A Leap of Faith

Inside a stylish Newport estate


Even an experienced interior designer like Linda Lee Butler could not have predicted that the architectural plan she and husband Ken Alves doodled on a piece of paper more than 20 years ago would have endured into the 21st century, but as sure as their Ledgewind estate stands, the open floor plan, spacious kitchen and room to move continue to be desirable amenities for today’s homeowner. “We bought it when we were young and stupid,” says Linda, speaking fondly of their plot of land in Newport’s desirable estate district. Even though Ken is a builder, the young couple was ambitious and put the cart before the horse, so to speak, by laying out how they wanted the home and surrounding property to look and feel before approaching an architect. “We kind of went the backwards way,” Linda admits. But with a solid idea and realistic goals, the architect was responsive (and assumedly impressed), and functionally kept Linda and Ken’s layout itact.
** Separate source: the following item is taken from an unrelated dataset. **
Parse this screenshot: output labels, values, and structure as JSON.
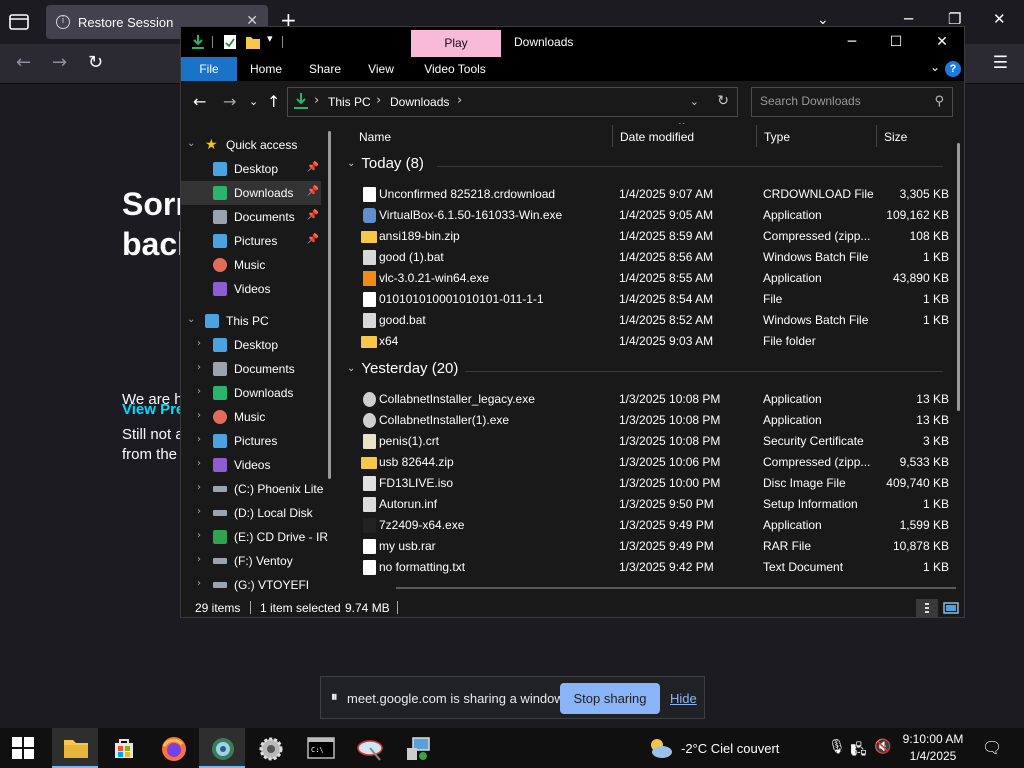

Ledgewind, named for the home’s location and the ocean breezes that surround the property often, was built in 1991 and is located just steps from legendary Cliff Walk, the 3.5-mile path that traces the ocean’s edge. Set back nearly 100-ft. from the road and boasting eight bedrooms, the home evokes a European impression. “From the outside it looks more like a French Normandy style, but on the inside, it’s a little more English,” explains Linda. The style not only appealed to the couple’s aesthetic, but complemented homes in the neighborhood, many dating back more than 100 years. Among neighboring properties are The Waves, a historic home built (and once owned) by famed architect John Russell Pope; Pelican Ledge, owned by Nuala and late Rhode Island Senator Claiborne Pell; and Land’s End, once the home of Edith Wharton. But don’t confuse “prestigious” with “pretension.” Linda admits that her priority at the time was her two young sons, evidenced by the formal dining room being used as a den and washable slipcovers de rigueur throughout. The den’s color palate, navy and white, was chosen purposely as to hide as much of a mess as young boys are capable of making. Furnishings in the room were equally chosen with active tikes in mind, including the Tibetian door-turned-coffee-table the couple picked up on a summer jaunt to the Hamptons. “They could never kill that table – and they tried!” she says, laughing. Open kitchens and dining rooms were just starting to become a trend, and they worked out well for the couple. “I wanted that with small children; less formal,” she adds. Of course, Ken reminded her to keep resale in mind, so traditional rooms were included, just reinvented.

When it came to furnishing the home, Linda is quick to point out that budget and patience played a pivotal role. “We were a young family. We looked for beautiful antiques at estate sales and antique shops,” she says. Pieces were acquired bit by bit, and those with good bones in less than stellar condition were reupholstered. As an interior designer, Linda speaks fondly of curating the home’s aesthetic. The thrill is in the hunt, she concedes, and a story goes along with many of the family’s pieces. “It took a lot of time to put it together,” she adds.

Outside, Linda and Ken left their grounds in the hands of the late Allen Haskell, a renowned landscape architect (recognized by the Smithsonian Institute). His prolific vision and impeccable perfection won prestigious clients from the Kennedys to European royalty. Linda’s mother knew Allen, which led her and Ken to seek him out. “We didn’t know when or what he was going to do — you just had to trust him and go for it,” she recalls. “He was a character. He just said, ‘I’ll let you know’ and hung up!” Days later, Linda and Ken peered out their window to see Allen and a crew pulling up in the driveway. The end result was astonishing, and two decades later, the design endures. An English knot garden, one that is lined with hearty boxwoods, frames pale pink roses that bloom each summer, in addition to trees including a European beech and red maple. “Those trees are 21 years old and just huge. He knew what he was doing. The garden has set the tone for the entire property. I used to cut those roses for Thanksgiving – that’s how long they lasted.”

As the couple has downsized to a home in Portsmouth, Linda and Ken expect to soon add Ledgewind to a page in their family history. It’s a sentimental transition, but with new adventure ahead, Linda can’t wait to see what’s in store. “It’s all positive, or as my kids say, it’s all good.”